Quindi si può? Si può immaginare un carcere in linea con l’art. 27 della Costituzione? Si può pensare ad un carcere che debelli e disarmi i delinquenti piuttosto che spingerli verso la perdizione? Allora perché questa stupida istituzione medioevale chiamata carcere continua a macinare vite che potrebbero essere salvate o a formare delinquenti invece che recuperarli alla società? C’è chi gode, perché ammalato, a mandare in carcere le persone quando invece lo si potrebbe limitare ai pochissimi casi in cui è strettamente necessario, rendendolo sicuro, rieducativo ed umano così come prevede la Costituzione.

Non lo si vuole fare.
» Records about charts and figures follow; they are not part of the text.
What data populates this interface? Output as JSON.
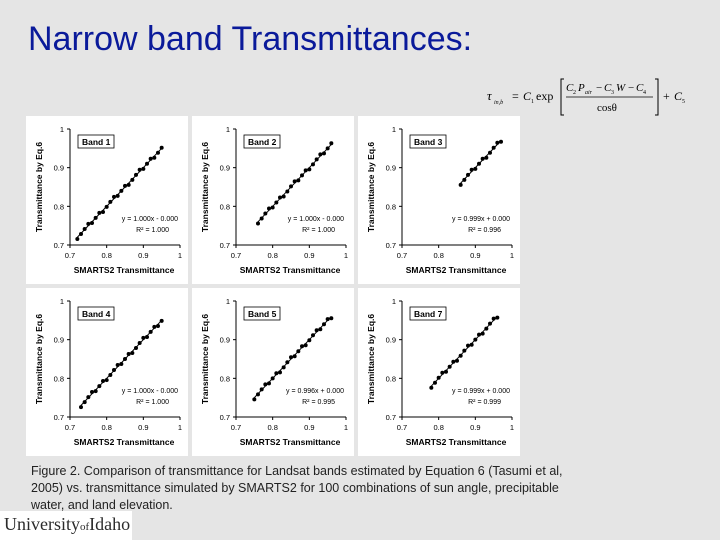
{
  "slide": {
    "title": "Narrow band Transmittances:",
    "caption": "Figure 2. Comparison of transmittance for Landsat bands estimated by Equation 6 (Tasumi et al, 2005) vs. transmittance simulated by SMARTS2 for 100 combinations of sun angle, precipitable water, and land elevation.",
    "logo": {
      "part1": "University",
      "part2": "of",
      "part3": "Idaho"
    },
    "formula": {
      "lhs": "τ",
      "lhs_sub": "in,b",
      "eq": "=",
      "c1": "C",
      "c1_sub": "1",
      "exp": "exp",
      "numer_a": "C",
      "numer_a_sub": "2",
      "numer_p": "P",
      "numer_p_sub": "air",
      "numer_minus1": "−",
      "numer_c3": "C",
      "numer_c3_sub": "3",
      "numer_w": "W",
      "numer_minus2": "−",
      "numer_c4": "C",
      "numer_c4_sub": "4",
      "denom": "cosθ",
      "plus": "+",
      "c5": "C",
      "c5_sub": "5"
    }
  },
  "chart_data": [
    {
      "type": "scatter",
      "title": "Band 1",
      "xlabel": "SMARTS2 Transmittance",
      "ylabel": "Transmittance by Eq.6",
      "xlim": [
        0.7,
        1
      ],
      "ylim": [
        0.7,
        1
      ],
      "xticks": [
        "0.7",
        "0.8",
        "0.9",
        "1"
      ],
      "yticks": [
        "0.7",
        "0.8",
        "0.9",
        "1"
      ],
      "fit": "y = 1.000x - 0.000",
      "r2": "R² = 1.000",
      "points_x": [
        0.72,
        0.73,
        0.74,
        0.75,
        0.76,
        0.77,
        0.78,
        0.79,
        0.8,
        0.81,
        0.82,
        0.83,
        0.84,
        0.85,
        0.86,
        0.87,
        0.88,
        0.89,
        0.9,
        0.91,
        0.92,
        0.93,
        0.94,
        0.95
      ]
    },
    {
      "type": "scatter",
      "title": "Band 2",
      "xlabel": "SMARTS2 Transmittance",
      "ylabel": "Transmittance by Eq.6",
      "xlim": [
        0.7,
        1
      ],
      "ylim": [
        0.7,
        1
      ],
      "xticks": [
        "0.7",
        "0.8",
        "0.9",
        "1"
      ],
      "yticks": [
        "0.7",
        "0.8",
        "0.9",
        "1"
      ],
      "fit": "y = 1.000x - 0.000",
      "r2": "R² = 1.000",
      "points_x": [
        0.76,
        0.77,
        0.78,
        0.79,
        0.8,
        0.81,
        0.82,
        0.83,
        0.84,
        0.85,
        0.86,
        0.87,
        0.88,
        0.89,
        0.9,
        0.91,
        0.92,
        0.93,
        0.94,
        0.95,
        0.96
      ]
    },
    {
      "type": "scatter",
      "title": "Band 3",
      "xlabel": "SMARTS2 Transmittance",
      "ylabel": "Transmittance by Eq.6",
      "xlim": [
        0.7,
        1
      ],
      "ylim": [
        0.7,
        1
      ],
      "xticks": [
        "0.7",
        "0.8",
        "0.9",
        "1"
      ],
      "yticks": [
        "0.7",
        "0.8",
        "0.9",
        "1"
      ],
      "fit": "y = 0.999x + 0.000",
      "r2": "R² = 0.996",
      "points_x": [
        0.86,
        0.87,
        0.88,
        0.89,
        0.9,
        0.91,
        0.92,
        0.93,
        0.94,
        0.95,
        0.96,
        0.97
      ]
    },
    {
      "type": "scatter",
      "title": "Band 4",
      "xlabel": "SMARTS2 Transmittance",
      "ylabel": "Transmittance by Eq.6",
      "xlim": [
        0.7,
        1
      ],
      "ylim": [
        0.7,
        1
      ],
      "xticks": [
        "0.7",
        "0.8",
        "0.9",
        "1"
      ],
      "yticks": [
        "0.7",
        "0.8",
        "0.9",
        "1"
      ],
      "fit": "y = 1.000x - 0.000",
      "r2": "R² = 1.000",
      "points_x": [
        0.73,
        0.74,
        0.75,
        0.76,
        0.77,
        0.78,
        0.79,
        0.8,
        0.81,
        0.82,
        0.83,
        0.84,
        0.85,
        0.86,
        0.87,
        0.88,
        0.89,
        0.9,
        0.91,
        0.92,
        0.93,
        0.94,
        0.95
      ]
    },
    {
      "type": "scatter",
      "title": "Band 5",
      "xlabel": "SMARTS2 Transmittance",
      "ylabel": "Transmittance by Eq.6",
      "xlim": [
        0.7,
        1
      ],
      "ylim": [
        0.7,
        1
      ],
      "xticks": [
        "0.7",
        "0.8",
        "0.9",
        "1"
      ],
      "yticks": [
        "0.7",
        "0.8",
        "0.9",
        "1"
      ],
      "fit": "y = 0.996x + 0.000",
      "r2": "R² = 0.995",
      "points_x": [
        0.75,
        0.76,
        0.77,
        0.78,
        0.79,
        0.8,
        0.81,
        0.82,
        0.83,
        0.84,
        0.85,
        0.86,
        0.87,
        0.88,
        0.89,
        0.9,
        0.91,
        0.92,
        0.93,
        0.94,
        0.95,
        0.96
      ]
    },
    {
      "type": "scatter",
      "title": "Band 7",
      "xlabel": "SMARTS2 Transmittance",
      "ylabel": "Transmittance by Eq.6",
      "xlim": [
        0.7,
        1
      ],
      "ylim": [
        0.7,
        1
      ],
      "xticks": [
        "0.7",
        "0.8",
        "0.9",
        "1"
      ],
      "yticks": [
        "0.7",
        "0.8",
        "0.9",
        "1"
      ],
      "fit": "y = 0.999x + 0.000",
      "r2": "R² = 0.999",
      "points_x": [
        0.78,
        0.79,
        0.8,
        0.81,
        0.82,
        0.83,
        0.84,
        0.85,
        0.86,
        0.87,
        0.88,
        0.89,
        0.9,
        0.91,
        0.92,
        0.93,
        0.94,
        0.95,
        0.96
      ]
    }
  ]
}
Perché il carcere, questo tipo di carcere, oggi come mille anni fa, è uno strumento di governo. Una minaccia verso i cittadini. Un potere di casta e di caste. Una pistola alla tempia degli innocenti. Soprattutto, una risposta sbagliata al bisogno di rivolta lungamente represso. E non a caso i calabresi che storicamente avvertono con forza il bisogno di Rivolta rappresentano il numero più numeroso tra i detenuti. Danno una risposta sbagliata a problemi veri.

Siamo già nel pomeriggio quando con una delegazione di ‘Nessuno Tocchi Caino’ e della Camera penale di Locri usciamo dal carcere. La brezza è caduta, il sole ci appare malaticcio, le televisioni sono sincronizzate sul pensiero unico. Comprendi quanto è difficile la lotta per ribaltare le convinzioni di un ‘opinione pubblica’ gabbata e incattivita contro gli innocenti. Una lotta impari a cui però non ti puoi sottrarre. È la nuova frontiera della Resistenza.